AN ORANGE FOR FRANKIE, by Patricia Polacco, Philomel, $16.99; ages 4-8. The Stowell farmhouse sits near the railroad tracks. As the train rumbles past the house, it stops and the engineer and hobos get off for a warm cup of coffee on a cold and snowy December day, just two days before Christmas. Even though times are hard, mama always has coffee and hot cakes ready when the train arrives. Pa is off on his annual trip to Lansing to get the nine oranges—one for each child—for the pine-decorated mantel. The family is worried that Pa might not get home in time for Christmas because the snow is so heavy. When the train arrives on Christmas Eve morning, it brings an early present—Pa. The engineer has given him a ride because he knew it would be too difficult to travel by wagon in the snow.
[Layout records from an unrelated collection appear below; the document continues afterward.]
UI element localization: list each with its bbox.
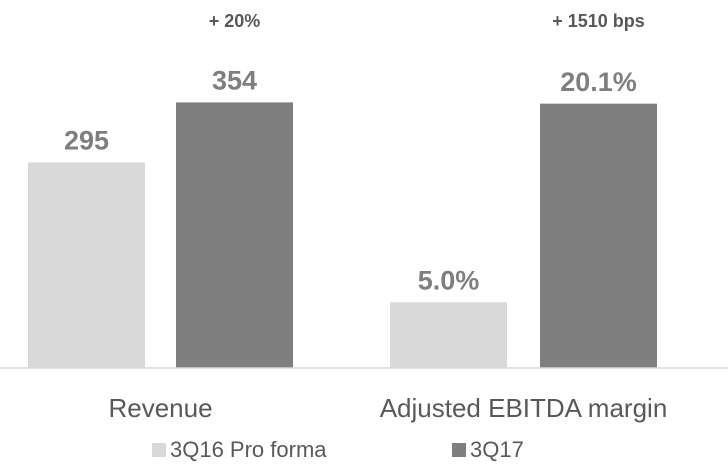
- bar: [176, 102, 293, 368]
- legend-swatch: [152, 443, 166, 457]
- category-label: Adjusted EBITDA margin: [380, 393, 668, 423]
- bar: [540, 103, 657, 368]
- data-label: 5.0%: [418, 265, 480, 295]
- annotation: + 20%: [209, 11, 261, 31]
- bar: [28, 162, 145, 368]
- legend-label: 3Q16 Pro forma: [170, 437, 327, 462]
- legend-label: 3Q17: [470, 437, 524, 462]
- data-label: 354: [212, 66, 257, 96]
- category-label: Revenue: [108, 393, 212, 423]
- data-label: 295: [64, 126, 109, 156]
- legend-swatch: [452, 443, 466, 457]
- bar: [390, 302, 507, 368]
- annotation: + 1510 bps: [552, 11, 645, 31]
- data-label: 20.1%: [560, 67, 637, 97]
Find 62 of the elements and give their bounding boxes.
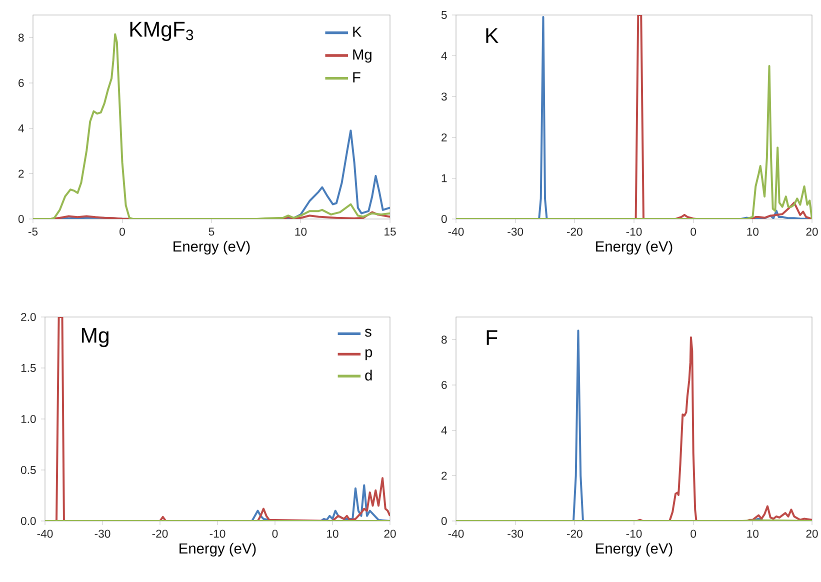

The family places the oranges on the mantel and everyone is told to leave them alone until after the pageant that night. Frankie is all excited; he is going to be the archangel this year. Before he heads off to church, Frankie can’t resist sneaking a smell of the orange. When Pa enters the room, the orange gets hidden under Frankie’s shirt. Of course, the orange gets lost during the evening, but mom comes up with a great way for Frankie to get his share of orange. This is another book based on Patricia Polacco’s family—Frankie is her grandmother’s youngest brother. 

Judy Belanger is a retired elementary learning resource center teacher who lives with her husband in Addison. They have two grown children and four grandchildren. She continues to substitute in grades K-6 in the school where she taught.